Inside action blocks: src is the read-only source state data; dst is the write-only destination state data. Semicolons are required between assignments.
The delegate clause routes an event to a child state machine field: delegate src.paths[path_id] <- event. The child is updated in-place on a copy of src; if the child's state changes, child_state_changed is re-dispatched to the parent.
Verify Declarations
verify_def = "verify" NAME
| "verify" "property" NAME ":" vfy_leads_to ;verify NAME invokes a named built-in property (e.g., verify NoDeadlock, verify AllReachClosed). verify property NAME: FORMULA defines a named temporal logic property.
Verify Formula Grammar
Verify formulas express temporal logic properties checked by the bounded TLA+ verifier (Phase 3+). Precedence runs from lowest (~>) to highest (atoms).
vfy_leads_to = vfy_implies { "~>" vfy_implies } ;
vfy_implies = vfy_or { "->" vfy_or } ;
vfy_or = vfy_and { "or" vfy_and } ;
vfy_and = vfy_unary { "and" vfy_unary } ;
vfy_unary = "not" vfy_unary
| "[]" vfy_unary
| "<>" vfy_unary
| vfy_atom ;
vfy_atom = postfix_expr "in_state" "(" NAME ")"
| "in_state" "(" NAME ")"
| postfix_expr cmp_op expr
| "all" "(" postfix_expr "," vfy_unary ")"
| "exists" NAME "in" expr ".." expr ":" vfy_unary
| "(" vfy_leads_to ")" ;Temporal operators:
| Operator | Meaning |
|---|---|
[] | Always (box — holds in all future states) |
<> | Eventually (diamond — holds in some future state) |
~> | Leads-to (P ~> Q means whenever P holds, Q eventually holds) |
-> | Implies (logical implication, non-temporal) |
Built-in predicates:
| Predicate | Meaning |
|---|---|
in_state(S) | Current state is S |
all(collection, predicate) | All elements of collection satisfy predicate |
exists i in 0..N: formula | There exists i in [0, N) satisfying the formula |
State-dependent field access rules: A field declared in state S may only appear in a sub-formula that is logically dominated by in_state(S). Temporal operators [] and <> break dominance. Unguarded state-specific field access is a compile error.
# OK: dominated by in_state(Connected)
verify property Bounded:
[] (in_state(Connected) -> active_path_count <= 4)
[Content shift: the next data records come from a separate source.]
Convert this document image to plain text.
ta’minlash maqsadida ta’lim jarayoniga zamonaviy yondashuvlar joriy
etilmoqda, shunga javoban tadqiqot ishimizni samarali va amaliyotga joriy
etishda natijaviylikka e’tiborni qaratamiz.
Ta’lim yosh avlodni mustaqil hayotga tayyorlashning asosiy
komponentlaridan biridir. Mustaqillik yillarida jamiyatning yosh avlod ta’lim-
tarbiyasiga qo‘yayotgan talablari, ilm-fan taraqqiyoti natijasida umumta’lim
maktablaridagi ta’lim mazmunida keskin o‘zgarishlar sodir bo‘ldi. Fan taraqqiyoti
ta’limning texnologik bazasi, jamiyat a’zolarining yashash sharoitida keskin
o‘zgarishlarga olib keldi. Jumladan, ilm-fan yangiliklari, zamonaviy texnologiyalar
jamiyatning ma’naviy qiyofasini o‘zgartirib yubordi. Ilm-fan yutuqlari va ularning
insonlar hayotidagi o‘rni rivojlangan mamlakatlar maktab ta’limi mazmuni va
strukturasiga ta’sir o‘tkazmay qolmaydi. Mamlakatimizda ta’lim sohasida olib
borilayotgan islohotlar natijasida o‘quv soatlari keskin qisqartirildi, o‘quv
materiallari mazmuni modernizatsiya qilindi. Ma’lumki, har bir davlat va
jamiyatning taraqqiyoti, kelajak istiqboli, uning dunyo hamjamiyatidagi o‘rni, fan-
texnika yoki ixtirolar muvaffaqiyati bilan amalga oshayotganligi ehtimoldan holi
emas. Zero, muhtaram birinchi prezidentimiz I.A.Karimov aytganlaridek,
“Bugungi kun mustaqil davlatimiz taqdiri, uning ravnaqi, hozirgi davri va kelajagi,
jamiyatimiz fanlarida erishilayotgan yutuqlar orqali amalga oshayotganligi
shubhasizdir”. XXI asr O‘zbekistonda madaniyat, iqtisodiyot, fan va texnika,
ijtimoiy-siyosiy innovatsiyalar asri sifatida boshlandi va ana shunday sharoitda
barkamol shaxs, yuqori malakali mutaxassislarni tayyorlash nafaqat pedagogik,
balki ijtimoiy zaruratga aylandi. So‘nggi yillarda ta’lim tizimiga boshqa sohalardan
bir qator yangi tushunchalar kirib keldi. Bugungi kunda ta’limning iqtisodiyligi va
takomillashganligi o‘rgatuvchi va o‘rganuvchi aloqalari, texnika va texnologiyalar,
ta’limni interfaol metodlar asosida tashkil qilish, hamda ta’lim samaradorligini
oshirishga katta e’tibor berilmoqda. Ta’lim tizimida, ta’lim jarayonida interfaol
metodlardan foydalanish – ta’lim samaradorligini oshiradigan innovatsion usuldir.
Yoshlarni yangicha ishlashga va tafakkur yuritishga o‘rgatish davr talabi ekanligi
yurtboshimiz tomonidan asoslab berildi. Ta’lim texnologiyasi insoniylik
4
# OK: in_state guards the field reference
verify property NonEmpty:
in_state(Connected) and active_path_count > 0 -> ...
# ERROR: [] breaks dominance — field not accessible
# in_state(Connected) -> [] active_path_count <= 4In verify formulas, bare field names refer to current state data. src and dst are not available (those are transition-only bindings).
Extended Grammar: Future Features
These productions appear in the spec for completeness but are not yet implemented.
ASN.1 Integration (Phase 2.5+)
top_item += "extern" "asn1" STRING "{" { NAME "," } "}" ;
field += NAME ":" "asn1" "(" NAME "," "encoding" ":" NAME ")" ;Parametric Types (Future)
type_def = { annotation } "type" NAME [ "(" param_list ")" ] "=" type_body ;
packet_def = { annotation } "packet" NAME [ "(" param_list ")" ] "{" field_list "}" ;Parametric types are deferred pending concrete use cases. The non-parametric forms are the current production grammar.